Ayasofya’nın cami olarak açılması ile virüsün yayılması
arasında kurulan ilişkiye baktığında aman Allah’ım demek zorunda
kalabiliyorsun.
Örnekler çok. Özellikle paralı yollara kafasını takan bazı
zekâ özürlülerin kendi aralarında oluşturduğu iletişimde veryansınlarına
baktığında da yine aman Allah’ım diyorum.
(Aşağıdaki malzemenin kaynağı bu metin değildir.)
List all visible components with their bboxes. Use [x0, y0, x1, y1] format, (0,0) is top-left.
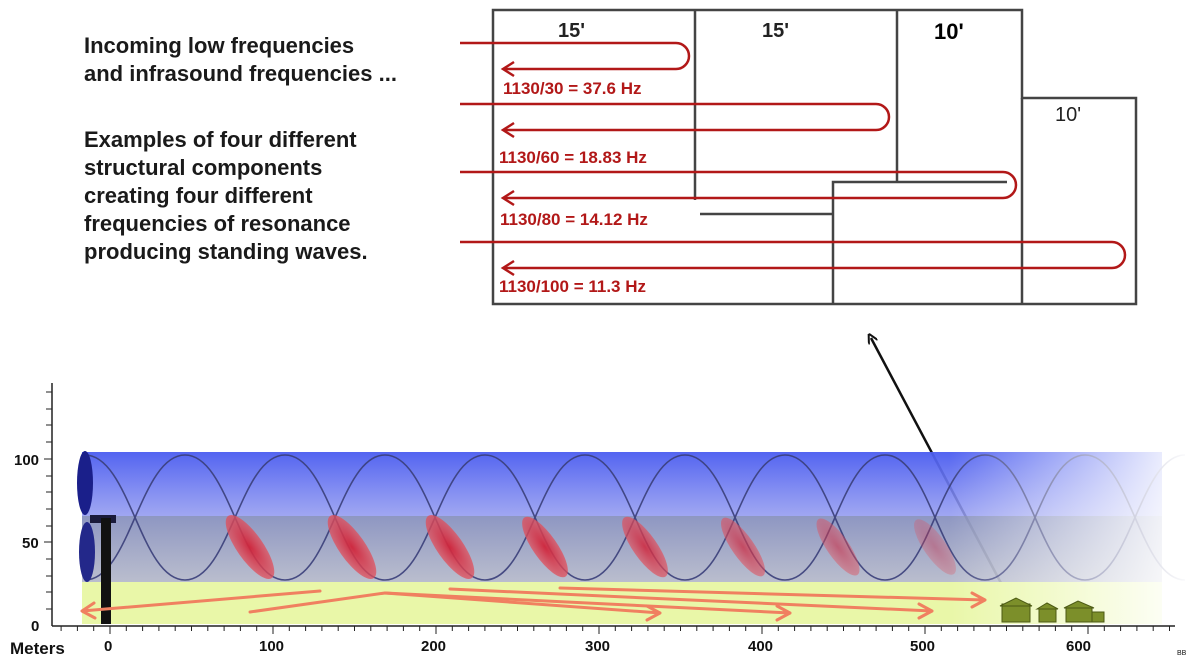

Ülkemiz menfaatine güzel ve hayırlı olan her şeye karşı
çıkma hususunda görevli embesillerin garip paylaşımlarına sizlerde çok şahit
olmuşunuzdur. Demek istediklerimle ilgili sayısız örnekleriniz elbette var.
Algı tüccarları ülkemizin ortak menfaatleri ile ilgili
alanlarda kirli ve kara ticaret yapmakta mahir ve hünerli olunca insanın aklına
ister istemez kötü şeyler geliyor.
Bunlar bu vatanın insanı değil mi ki, böyle savruk abuk
sabuk incir çekirdeğini doldurmaz şeyler üzerinden kara ticaret yapıyor. Bu
güruhun bindiği gemi başka mı ki battığında kendilerini emniyette görüyor gibi
sorular soruları çağrıştırıyor.
Mavi vatan dediğinde afallayan bihaberler aynı zamanda kendi
cehaletinin de farkında olmayan ama algı tüccarlığı hususunda yetiştirmiş bu
güruhun yerli ve Milli olmadığı kanaatindeyim.
İçinden geçtiğimiz bu zor günlerde düşmandan gelen oklar
acıtsa da, dost bildiğin kendi vatandaşından gelenlerin yanında sanki yaraya
pansuman gibi geliyor. Ne diyelim ki, Allah müstahaklarını versin. Amin.
Sağlık ve mutluluk dileklerimle.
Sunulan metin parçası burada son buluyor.